Ялик машет красными своими веслами. Ветер пахнет морем и севером.
Римский ветер горячее и болотнее.
«Двадцать восемь лет писал, варил в день по горсти чечевицы, воду сам себе из фонтана приносил; рисовал ручьи, камни, ветви, небо, драпировки, а хотел, чтобы были в картине вещи и мысли, но разуверился, нашел новую веру и не успел перестроить до конца самый предмет картины; вернулся к России Гоголя и Федотова, к Гоголю, иначе понятому… Как хотел бы я поговорить сейчас с Николаем Васильевичем! »
В Александринском театре смотрел «Ревизора». Какой язык, красивый и правдивый!.. Те, кто слышит его каждый день, мало ему радуются. Знал ли Гоголь до конца, что он написал? Но вышло то, что он хотел написать, вышло больше даже, а он, Александр Андреевич Иванов, хорошую ли, нужную ли для России написал картину?.. Но нет, не поможет она людям так, как помог им, мучась и негодуя, Гоголь.
Слева вдали прошло Смоленское кладбище.
Долго качало лодку на пологой зыби; потемнела красная рубашка гребца.
Вот берег Петровского острова; между сотен скромных, бедных дач видны две-три барские, да и те не великолепного сорта.
Дом, в котором живет Николай Гаврилович Чернышевский, в двадцати шагах от набережной.
Забор дачи вымыт дождем, через него перекинулись белые и лиловые, плотно цветущие кусты сирени. Дорожка к дому зелена от мха. Ступени стеклянного балкона скрипят.
Николай Гаврилович в темной столовой тщательно устанавливал звездою синие чашки вокруг медного, весело кипящего самовара. В соломенной корзинке желто-оранжевые булки, под стеклянным колпаком сыр с красной коркой; масло и редиска, принесенные с ледника, покрыты сияющими каплями.

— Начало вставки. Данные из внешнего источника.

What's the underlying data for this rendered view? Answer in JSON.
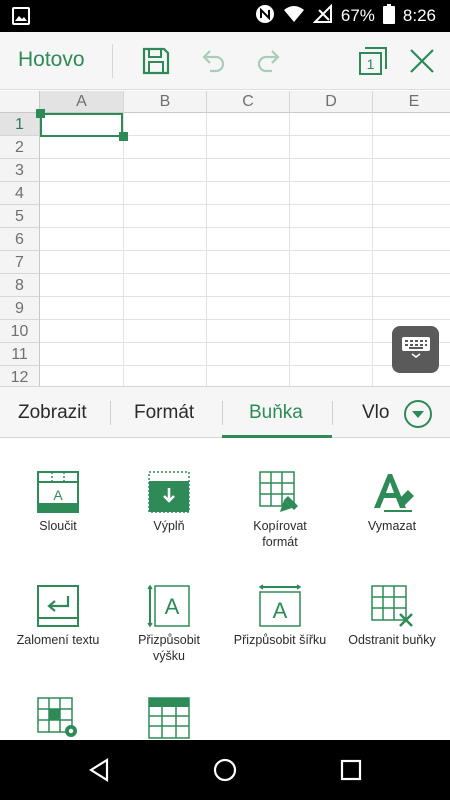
{
  "status_bar": {
    "battery": "67%",
    "time": "8:26",
    "icons": [
      "image-icon",
      "nfc-icon",
      "wifi-icon",
      "signal-off-icon",
      "battery-icon"
    ]
  },
  "toolbar": {
    "done_label": "Hotovo",
    "icons": [
      "save-icon",
      "undo-icon",
      "redo-icon",
      "sheets-icon",
      "close-icon"
    ],
    "sheet_count": "1"
  },
  "sheet": {
    "columns": [
      "A",
      "B",
      "C",
      "D",
      "E"
    ],
    "rows": [
      "1",
      "2",
      "3",
      "4",
      "5",
      "6",
      "7",
      "8",
      "9",
      "10",
      "11",
      "12"
    ],
    "selected_cell": "A1"
  },
  "tabs": {
    "items": [
      "Zobrazit",
      "Formát",
      "Buňka",
      "Vlo"
    ],
    "active": "Buňka"
  },
  "actions": {
    "merge": "Sloučit",
    "fill": "Výplň",
    "copy_format": "Kopírovat formát",
    "clear": "Vymazat",
    "wrap_text": "Zalomení textu",
    "fit_height": "Přizpůsobit výšku",
    "fit_width": "Přizpůsobit šířku",
    "delete_cells": "Odstranit buňky"
  },
  "colors": {
    "accent": "#2e8b57",
    "status_bar": "#000000",
    "nav_bar": "#000000"
  }
}
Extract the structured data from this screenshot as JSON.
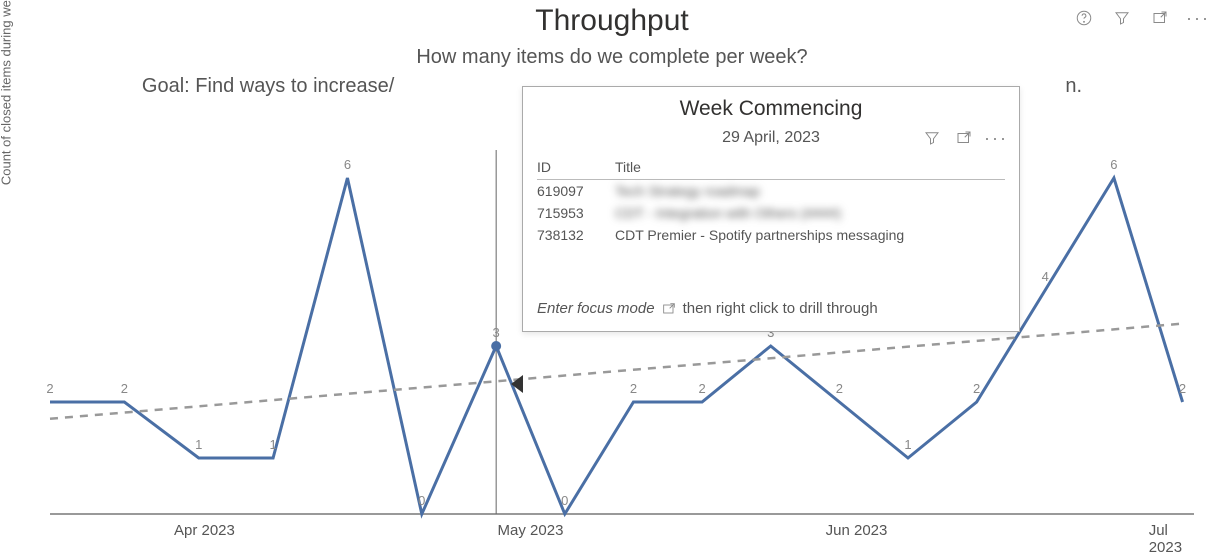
{
  "title": "Throughput",
  "subtitle": "How many items do we complete per week?",
  "goal_prefix": "Goal: Find ways to increase/",
  "goal_suffix": "n.",
  "y_axis_label": "Count of closed items during week",
  "toolbar": {
    "help_icon": "help-icon",
    "filter_icon": "filter-icon",
    "focus_icon": "focus-mode-icon",
    "more_icon": "more-options-icon"
  },
  "x_ticks": [
    {
      "label": "Apr 2023",
      "pct": 13.5
    },
    {
      "label": "May 2023",
      "pct": 42.0
    },
    {
      "label": "Jun 2023",
      "pct": 70.5
    },
    {
      "label": "Jul 2023",
      "pct": 97.5
    }
  ],
  "chart_data": {
    "type": "line",
    "xlabel": "",
    "ylabel": "Count of closed items during week",
    "ylim": [
      0,
      6.5
    ],
    "title": "Throughput",
    "series": [
      {
        "name": "Throughput",
        "color": "#4a6fa5",
        "x_pct": [
          0,
          6.5,
          13,
          19.5,
          26,
          32.5,
          39,
          45,
          51,
          57,
          63,
          69,
          75,
          81,
          87,
          93,
          99
        ],
        "values": [
          2,
          2,
          1,
          1,
          6,
          0,
          3,
          0,
          2,
          2,
          3,
          2,
          1,
          2,
          4,
          6,
          2
        ]
      },
      {
        "name": "Trend",
        "color": "#999",
        "style": "dashed",
        "x_pct": [
          0,
          99
        ],
        "values": [
          1.7,
          3.4
        ]
      }
    ],
    "highlight_point_index": 6
  },
  "tooltip": {
    "title": "Week Commencing",
    "subtitle": "29 April, 2023",
    "columns": [
      "ID",
      "Title"
    ],
    "rows": [
      {
        "id": "619097",
        "title": "Tech Strategy roadmap",
        "blurred": true
      },
      {
        "id": "715953",
        "title": "CDT - Integration with Others (####)",
        "blurred": true
      },
      {
        "id": "738132",
        "title": "CDT Premier - Spotify partnerships messaging",
        "blurred": false
      }
    ],
    "footer_italic": "Enter focus mode",
    "footer_rest": "then right click to drill through"
  }
}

В углу стоит, как аналой, высокая конторка, на ней рукопись. На полу, рядом, горка книг.
На стене рядом с конторкой гравюра на дереве в простой раме: изображен швейцар с физиономией министра, ногой, переброшенной через ногу, преграждавшей дорогу старику с лицом Павла Федотова.
Александр Иванов узнал рисунок Агина – иллюстрацию к «Мертвым душам».
Николаю Гавриловичу лет тридцать. Он среднего роста, рыжеватый, сероглазый. Очки у него золотые, говор быстрый.
– Садитесь, Александр Андреевич, берите чай! Вероятно, продрогли на воде? – сказал он высоким голосом и налил шафранно-желтый чай в синюю чашку.
– Был в Исаакиевском соборе, – сказал Иванов. – Вещь крупная, собор темен, но красив поздней римской красотой.
– А как у вас с продажей?
– Князь Владимир Алексеевич Оболенский хлопочет перед великой княгиней Марией Николаевной. Я ездил в Сергиевск на дачу ее высочества – ждал приема, читал книгу.
– Сколько прочитали?
– «Севастопольские рассказы» Льва Толстого.
– Пейте чай.
– Предлагают расписывать храм Христа Спасителя в Москве. Посмотрел эскизы здания: темно, живопись не будет видна. И хоть заказ на несколько сот тысяч рублей, я отказался.
– Отказались? Чем будете жить?
– Нет, не говорите… Каковы бы ни были недостатки у моей кисти, я не могу согласиться, чтобы она служила тому делу, истины которого я уже не признаю. Притом же я не декоратор, а тут нужна декорационная работа.